Mais ce peuple, avec autant de défaites dans son histoire et si peu de force politique, a tout de même maintenu une position enviable au niveau culturel, une occupation impressionnante de son large territoire malgré une faible population, une gestion entière de son système d’éducation et une faune artistique capable de générer plus de productions musicales, télévisuels, théâtrales, littéraires et cinématographiques per capita que des nations comparables.


Et si les Québécois avaient eu instinctivement raison tout ce temps ? Comment expliquer autrement notre survivance en tant que peuple depuis plus de quatre siècles ? Nos défaites sont multiples mais la défaite ultime ou fatale n’est jamais venue. Faut dire que nous ne l’avons jamais vraiment provoqué, ce combat ultime qui aurait pu sceller l’issu de notre peuple.

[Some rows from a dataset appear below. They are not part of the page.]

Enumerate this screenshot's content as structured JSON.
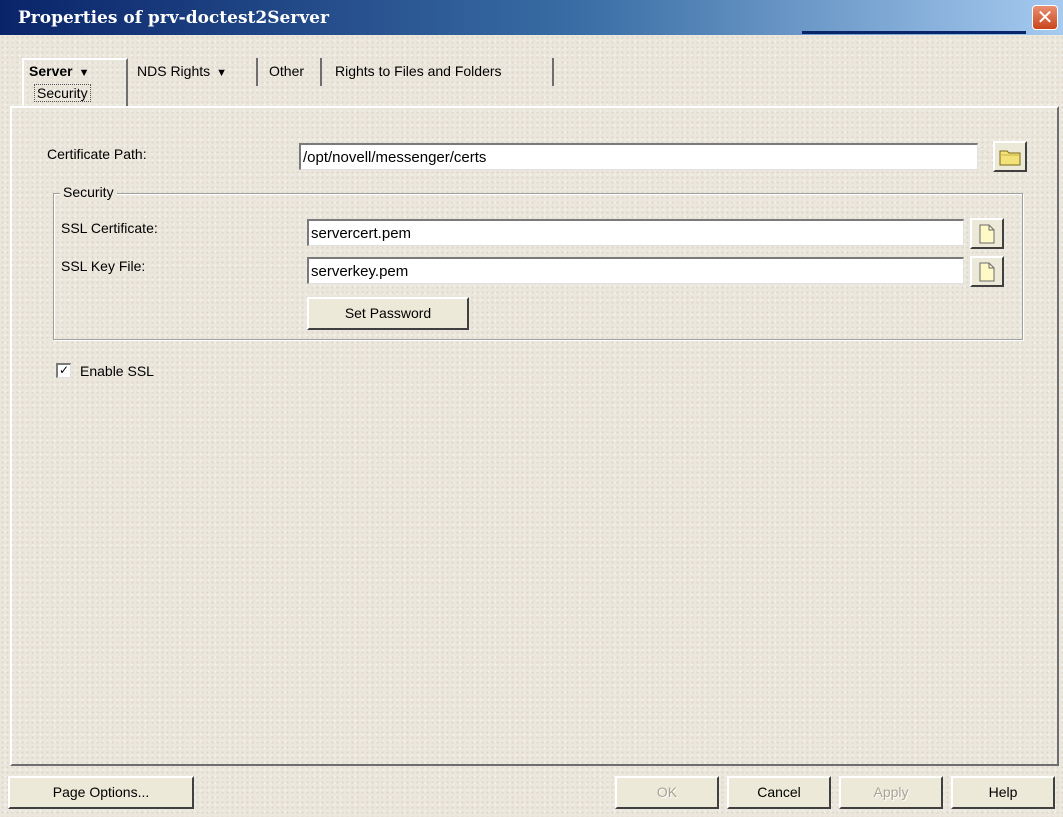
{
  "window": {
    "title": "Properties of prv-doctest2Server"
  },
  "tabs": [
    {
      "label": "Server",
      "dropdown": true,
      "active": true
    },
    {
      "label": "NDS Rights",
      "dropdown": true,
      "active": false
    },
    {
      "label": "Other",
      "dropdown": false,
      "active": false
    },
    {
      "label": "Rights to Files and Folders",
      "dropdown": false,
      "active": false
    }
  ],
  "subtab": {
    "label": "Security"
  },
  "form": {
    "certificate_path_label": "Certificate Path:",
    "certificate_path_value": "/opt/novell/messenger/certs",
    "security_group": {
      "legend": "Security",
      "ssl_certificate_label": "SSL Certificate:",
      "ssl_certificate_value": "servercert.pem",
      "ssl_key_file_label": "SSL Key File:",
      "ssl_key_file_value": "serverkey.pem",
      "set_password_label": "Set Password"
    },
    "enable_ssl_label": "Enable SSL",
    "enable_ssl_checked": true
  },
  "footer": {
    "page_options_label": "Page Options...",
    "ok_label": "OK",
    "cancel_label": "Cancel",
    "apply_label": "Apply",
    "help_label": "Help"
  },
  "icons": {
    "close": "close-icon",
    "browse_folder": "folder-icon",
    "browse_file": "file-icon",
    "tab_dropdown": "caret-down-icon"
  },
  "colors": {
    "titlebar_start": "#0a246a",
    "titlebar_end": "#a6caf0",
    "close_button": "#c9451c",
    "dialog_background": "#ebe7dc"
  }
}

Pour le siècle à venir, sans doute que la survie du Québec tel qu’on le connaît aujourd’hui passera par cette survivance tranquille. Peut-être que le génie (sic) de la survivance à la québécoise en est une d’affirmation purement et simplement culturelle, de rapports de force basés non pas uniquement sur une indépendance politique mais d’affirmation nationale assumée; du droit à pratiquer sa religion hier aux balises linguistiques d’aujourd’hui en passant par son code civil propre. Peut-être avons-nous développé à notre insu ce mode de gestion politique “dégradé” avec nos voisins et auquel nous en soutirons suffisamment de paix d’esprit pour être confortable collectivement.


Cette courte réflexion, vous l’aurez deviné, est incomplète, inachevée et sera confrontée à des visions opposées. Ce qui demeure vital par contre, c’est la nécessité de s’en parler.


Gaston Miron, poète québécois, disait que tant que l’indépendance n’est pas faite, elle reste à faire.


Aujourd’hui, avec le recul de plus de 400 ans d’histoire, mon sentiment est le suivant: si indépendance il devait y avoir, elle serait déjà faite.